Sundance “It” Girl

By in January 25, 2010 • Filed in: Articles and Interviews

In the midst of an interview about her new film Welcome to the Rileys, which premiered at the Sundance Film Festival this past weekend, Kristen Stewart’s cellphone, buried under a pile of puffy, winter garb, begins going off.

Stewart, who is dressed in all-black (sweatshirt, leggings, boots), is sitting on an immense leather sofa between director Jake Scott (son of Ridley) and co-star Melissa Leo (Frozen River), burrowing deeper in the confined space she always seems to create around her. Her head—hair dyed black in a jagged cut—is down, like a shy child. Her leg is tapping nervously.

Suddenly, she bolts upward and leaps in the direction of the buzzing contraption.

“Oh, shut up! I’m busy—Shut the fuck up!” she cries to no one in particular.

After silencing the phone, she returns to the sofa. “Sorry, Jake,” she says softly, and returns to what seems like her most comfortable stance: self-protected coil.

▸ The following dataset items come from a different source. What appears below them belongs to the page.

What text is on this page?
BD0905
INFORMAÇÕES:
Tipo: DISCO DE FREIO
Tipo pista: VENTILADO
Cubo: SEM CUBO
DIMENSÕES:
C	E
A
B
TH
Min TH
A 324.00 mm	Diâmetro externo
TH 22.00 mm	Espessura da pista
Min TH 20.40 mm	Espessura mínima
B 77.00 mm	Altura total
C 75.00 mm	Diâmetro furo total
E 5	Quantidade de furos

It is this nervous, very wired, “twitchy”—as she puts it—energy that has come to define Stewart. She is best known as the female lead in Twilight, the blockbuster vampire franchise, which has made her an unlikely star of both movies and tabloids. But with the Sundance debuts of two new films—Rileys and The Runaways, in which Stewart plays iconic rocker Joan Jett—Stewart is becoming known as something else: Indie “It” Girl.